Upon the ambulance's arrival at the ED, Paramedic F (who worked at the CAH) informed the EMS crew that the CAH did not offer obstetrical services and the EMS crew should transport Patient #1 to Hospital A, as Patient #1 had an obstetrical chief complaint. Per Paramedic F's instructions, Paramedic D instructed the EMS crew to transport Patient #1 to Hospital A. During the transport from the CAH to Hospital A, Patient #1 began experiencing increasing contractions.

4. During an interview on 5/12/21 at 1:35 PM, Ambulance Driver A revealed that they picked Patient #1 up at Patient #1's home. Paramedic D informed Ambulance Driver A to transport Patient #1 to the CAH. Upon arrival at the CAH, Paramedic F approached Ambulance Driver A and asked why the ambulance was at the CAH. Paramedic F (who worked for the CAH) informed Ambulance Driver A that the CAH did not have obstetrical services. Ambulance Driver A instructed Paramedic F to speak to Paramedic D about Patient #1. After Paramedic F spoke with Paramedic D, Paramedic D instructed Ambulance Driver A to transport Patient #1 to Hospital A.

5. During an interview on 5/12/21 at 3:00 PM, RN E revealed they received a call from the county sheriff's department that the ambulance was bringing a patient to the CAH who was 18 weeks pregnant and complaining of cramping (an early sign of labor). RN E took down the information for Patient #1 from the sheriff's department staff and registered Patient #1 in the CAH's electronic medical record. RN E informed ED Physician G and Paramedic F that an ambulance was bringing Patient #1 to the CAH and Patient #1 was complaining about cramping while also 18 weeks pregnant.

During RN E's conversation with Paramedic F, Paramedic F informed RN E that the ambulance staff should not bring Patient #1 to the CAH, as the CAH lacked obstetrical services. RN E informed Paramedic F that the CAH ED staff needed to evaluate Patient #1, as failing to evaluate Patient #1 was possibly an EMTALA violation.

While RN E prepared the CAH's ED for Patient #1's arrival, Paramedic F informed RN E that Paramedic F went out to the ambulance after it arrived on the CAH's property, informed the ambulance crew that the CAH lacked obstetrical services, and that the ambulance crew needed to transport Patient #1 to Hospital A.

6. During an interview on 5/13/21 at 8:00 AM, Paramedic F (who worked for the CAH) revealed that RN E received a call informing RN E about an ambulance on its way to the CAH with an obstetrical patient. Paramedic F inquired why the ambulance staff chose to bring an obstetrical patient to the CAH, as the CAH lacked obstetrical services. When the ambulance arrived on the CAH's property, Paramedic F went out to meet the ambulance outside the ambulance bay. Paramedic F informed Paramedic D that the CAH did not offer obstetrical services, and Paramedic D should transport Patient #1 to Hospital A (which offered obstetrical services).

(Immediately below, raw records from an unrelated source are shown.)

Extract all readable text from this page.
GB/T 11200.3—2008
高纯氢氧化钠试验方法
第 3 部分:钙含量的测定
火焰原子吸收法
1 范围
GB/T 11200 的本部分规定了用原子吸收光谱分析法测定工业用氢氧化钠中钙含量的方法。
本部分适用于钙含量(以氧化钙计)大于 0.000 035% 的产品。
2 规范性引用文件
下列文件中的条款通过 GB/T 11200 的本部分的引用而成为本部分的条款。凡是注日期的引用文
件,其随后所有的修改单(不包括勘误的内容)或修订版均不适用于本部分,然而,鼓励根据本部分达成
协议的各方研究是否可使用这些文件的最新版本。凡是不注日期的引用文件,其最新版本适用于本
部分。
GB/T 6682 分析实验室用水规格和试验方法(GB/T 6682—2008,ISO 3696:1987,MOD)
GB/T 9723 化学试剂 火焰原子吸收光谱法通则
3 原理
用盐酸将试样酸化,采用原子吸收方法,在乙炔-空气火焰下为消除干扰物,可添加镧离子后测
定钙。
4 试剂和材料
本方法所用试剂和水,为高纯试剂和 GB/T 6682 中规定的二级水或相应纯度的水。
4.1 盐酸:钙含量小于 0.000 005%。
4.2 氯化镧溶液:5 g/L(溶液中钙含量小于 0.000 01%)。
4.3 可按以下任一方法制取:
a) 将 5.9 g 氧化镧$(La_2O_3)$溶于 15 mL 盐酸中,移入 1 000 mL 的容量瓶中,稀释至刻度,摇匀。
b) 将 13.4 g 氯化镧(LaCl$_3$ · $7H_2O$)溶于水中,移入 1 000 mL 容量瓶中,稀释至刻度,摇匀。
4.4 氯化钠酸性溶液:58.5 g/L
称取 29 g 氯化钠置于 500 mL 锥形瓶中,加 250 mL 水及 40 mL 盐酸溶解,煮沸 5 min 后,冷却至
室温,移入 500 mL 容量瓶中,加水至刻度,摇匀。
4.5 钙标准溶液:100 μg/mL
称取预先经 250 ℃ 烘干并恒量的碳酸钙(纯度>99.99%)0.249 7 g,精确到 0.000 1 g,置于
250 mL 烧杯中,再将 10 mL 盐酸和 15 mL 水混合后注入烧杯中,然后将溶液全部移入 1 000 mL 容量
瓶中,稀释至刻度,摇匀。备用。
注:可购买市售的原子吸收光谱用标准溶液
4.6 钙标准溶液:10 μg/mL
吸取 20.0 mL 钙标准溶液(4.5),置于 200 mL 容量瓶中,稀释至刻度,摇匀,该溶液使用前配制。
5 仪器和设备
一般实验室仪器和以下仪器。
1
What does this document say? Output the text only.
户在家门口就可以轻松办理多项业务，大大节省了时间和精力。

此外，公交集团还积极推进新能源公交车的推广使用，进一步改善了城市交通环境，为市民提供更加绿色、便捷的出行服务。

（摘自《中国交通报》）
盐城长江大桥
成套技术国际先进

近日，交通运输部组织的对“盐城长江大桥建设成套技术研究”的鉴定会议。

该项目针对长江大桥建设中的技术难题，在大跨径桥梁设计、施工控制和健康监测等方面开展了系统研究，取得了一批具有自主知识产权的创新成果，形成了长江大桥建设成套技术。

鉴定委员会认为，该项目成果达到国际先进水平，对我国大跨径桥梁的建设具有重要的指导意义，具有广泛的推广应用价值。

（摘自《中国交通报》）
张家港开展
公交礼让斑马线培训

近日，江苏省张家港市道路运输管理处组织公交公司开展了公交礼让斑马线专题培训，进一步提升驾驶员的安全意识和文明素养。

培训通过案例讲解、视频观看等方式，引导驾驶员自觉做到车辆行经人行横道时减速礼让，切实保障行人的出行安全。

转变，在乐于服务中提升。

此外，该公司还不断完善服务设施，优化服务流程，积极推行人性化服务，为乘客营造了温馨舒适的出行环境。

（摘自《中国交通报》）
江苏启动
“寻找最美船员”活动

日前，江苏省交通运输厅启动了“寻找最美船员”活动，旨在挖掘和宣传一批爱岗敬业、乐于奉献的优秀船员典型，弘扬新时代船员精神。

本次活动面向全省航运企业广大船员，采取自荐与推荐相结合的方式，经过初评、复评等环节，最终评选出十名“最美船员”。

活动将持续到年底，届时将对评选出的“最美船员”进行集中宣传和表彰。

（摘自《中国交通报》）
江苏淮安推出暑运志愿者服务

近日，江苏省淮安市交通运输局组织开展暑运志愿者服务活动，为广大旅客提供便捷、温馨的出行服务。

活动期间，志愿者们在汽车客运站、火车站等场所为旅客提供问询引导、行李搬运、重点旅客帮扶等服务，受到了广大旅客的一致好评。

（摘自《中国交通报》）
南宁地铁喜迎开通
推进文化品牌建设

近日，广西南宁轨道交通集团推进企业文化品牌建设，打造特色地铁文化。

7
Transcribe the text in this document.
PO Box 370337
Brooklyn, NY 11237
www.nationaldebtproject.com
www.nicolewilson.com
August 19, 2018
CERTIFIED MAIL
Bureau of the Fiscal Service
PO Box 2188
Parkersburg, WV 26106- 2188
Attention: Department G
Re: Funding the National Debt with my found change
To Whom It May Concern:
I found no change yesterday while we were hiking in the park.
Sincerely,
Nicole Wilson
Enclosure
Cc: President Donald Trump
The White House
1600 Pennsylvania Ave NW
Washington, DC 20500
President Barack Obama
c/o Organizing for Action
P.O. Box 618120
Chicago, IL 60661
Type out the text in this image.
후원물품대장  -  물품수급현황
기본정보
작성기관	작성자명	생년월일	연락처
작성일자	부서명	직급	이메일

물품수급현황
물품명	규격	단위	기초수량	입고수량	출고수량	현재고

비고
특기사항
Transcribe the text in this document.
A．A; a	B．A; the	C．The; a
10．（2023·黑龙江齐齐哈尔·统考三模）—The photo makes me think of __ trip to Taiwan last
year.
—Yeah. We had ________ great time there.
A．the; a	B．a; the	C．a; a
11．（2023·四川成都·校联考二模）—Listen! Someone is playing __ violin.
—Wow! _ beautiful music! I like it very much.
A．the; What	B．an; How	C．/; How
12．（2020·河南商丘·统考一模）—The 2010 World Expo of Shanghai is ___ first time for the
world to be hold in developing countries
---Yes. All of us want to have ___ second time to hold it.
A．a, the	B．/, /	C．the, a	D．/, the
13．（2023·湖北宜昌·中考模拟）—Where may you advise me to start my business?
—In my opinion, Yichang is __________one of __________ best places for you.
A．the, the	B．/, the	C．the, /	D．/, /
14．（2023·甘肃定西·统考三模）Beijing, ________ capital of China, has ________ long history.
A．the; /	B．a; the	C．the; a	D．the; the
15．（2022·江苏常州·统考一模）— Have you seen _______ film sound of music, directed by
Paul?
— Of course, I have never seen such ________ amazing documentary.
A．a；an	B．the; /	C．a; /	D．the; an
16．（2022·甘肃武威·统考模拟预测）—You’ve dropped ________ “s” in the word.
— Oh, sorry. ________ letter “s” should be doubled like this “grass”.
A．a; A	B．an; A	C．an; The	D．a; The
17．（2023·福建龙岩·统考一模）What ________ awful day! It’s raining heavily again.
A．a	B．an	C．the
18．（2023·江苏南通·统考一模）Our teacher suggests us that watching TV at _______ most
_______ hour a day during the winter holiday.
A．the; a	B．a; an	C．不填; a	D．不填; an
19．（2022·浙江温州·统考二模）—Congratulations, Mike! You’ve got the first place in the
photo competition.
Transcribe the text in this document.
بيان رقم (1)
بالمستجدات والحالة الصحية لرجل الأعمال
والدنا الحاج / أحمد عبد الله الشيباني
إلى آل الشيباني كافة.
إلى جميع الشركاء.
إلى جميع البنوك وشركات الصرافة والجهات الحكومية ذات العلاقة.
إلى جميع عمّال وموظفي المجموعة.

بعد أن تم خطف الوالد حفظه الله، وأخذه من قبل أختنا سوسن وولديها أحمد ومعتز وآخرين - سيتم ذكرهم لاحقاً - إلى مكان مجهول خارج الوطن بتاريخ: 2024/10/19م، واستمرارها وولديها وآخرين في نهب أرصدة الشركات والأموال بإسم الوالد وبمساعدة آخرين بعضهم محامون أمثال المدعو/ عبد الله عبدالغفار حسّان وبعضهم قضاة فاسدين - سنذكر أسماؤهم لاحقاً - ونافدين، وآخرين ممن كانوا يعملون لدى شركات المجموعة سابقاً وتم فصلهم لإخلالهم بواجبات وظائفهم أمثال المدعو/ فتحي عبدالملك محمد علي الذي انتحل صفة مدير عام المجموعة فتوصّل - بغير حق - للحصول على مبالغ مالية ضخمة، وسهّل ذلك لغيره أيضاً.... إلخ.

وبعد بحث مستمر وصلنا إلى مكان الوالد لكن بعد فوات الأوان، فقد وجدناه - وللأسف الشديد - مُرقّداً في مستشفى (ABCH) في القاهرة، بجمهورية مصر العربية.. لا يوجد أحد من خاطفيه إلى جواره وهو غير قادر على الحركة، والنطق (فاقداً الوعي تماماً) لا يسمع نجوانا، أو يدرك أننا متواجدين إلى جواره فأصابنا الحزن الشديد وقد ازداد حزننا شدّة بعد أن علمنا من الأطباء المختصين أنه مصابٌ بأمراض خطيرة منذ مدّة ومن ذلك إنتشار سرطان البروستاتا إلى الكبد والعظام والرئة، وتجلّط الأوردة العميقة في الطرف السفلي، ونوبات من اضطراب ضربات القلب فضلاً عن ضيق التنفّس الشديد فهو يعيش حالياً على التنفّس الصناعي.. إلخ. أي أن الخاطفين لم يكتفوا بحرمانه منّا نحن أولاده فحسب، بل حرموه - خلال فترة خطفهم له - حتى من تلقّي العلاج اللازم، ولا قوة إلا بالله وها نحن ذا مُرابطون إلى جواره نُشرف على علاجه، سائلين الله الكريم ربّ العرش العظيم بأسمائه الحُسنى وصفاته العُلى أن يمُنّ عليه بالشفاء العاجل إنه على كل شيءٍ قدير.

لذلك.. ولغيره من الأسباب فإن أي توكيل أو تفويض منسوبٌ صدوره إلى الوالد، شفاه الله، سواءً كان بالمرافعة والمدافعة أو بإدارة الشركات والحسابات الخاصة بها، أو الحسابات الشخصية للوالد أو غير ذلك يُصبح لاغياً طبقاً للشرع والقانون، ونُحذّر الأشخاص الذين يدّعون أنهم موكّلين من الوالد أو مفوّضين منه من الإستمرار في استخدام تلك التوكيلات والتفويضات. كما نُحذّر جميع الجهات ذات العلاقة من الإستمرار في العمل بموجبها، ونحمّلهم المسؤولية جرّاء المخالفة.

7. During an interview on 5/12/21 at 3:30 PM, CAH ED Physician G revealed that RN E informed ED Physician G that an ambulance with an obstetrical patient was on its way to the CAH. ED Physician G indicated they regularly provided obstetrical care to patients, ED Physician G was comfortable providing obstetrical care to Patient #1, and could have provided obstetrical care to Patient #1, including delivering Patient #1's baby if needed.

ED Physician G asked RN E to print off Patient #1's obstetrical history, so ED Physician G could best provide care to Patient #1 upon their arrival to the ED. ED Physician G indicated that if they knew Patient #1 was on the CAH's property, ED Physician G would have evaluated Patient #1.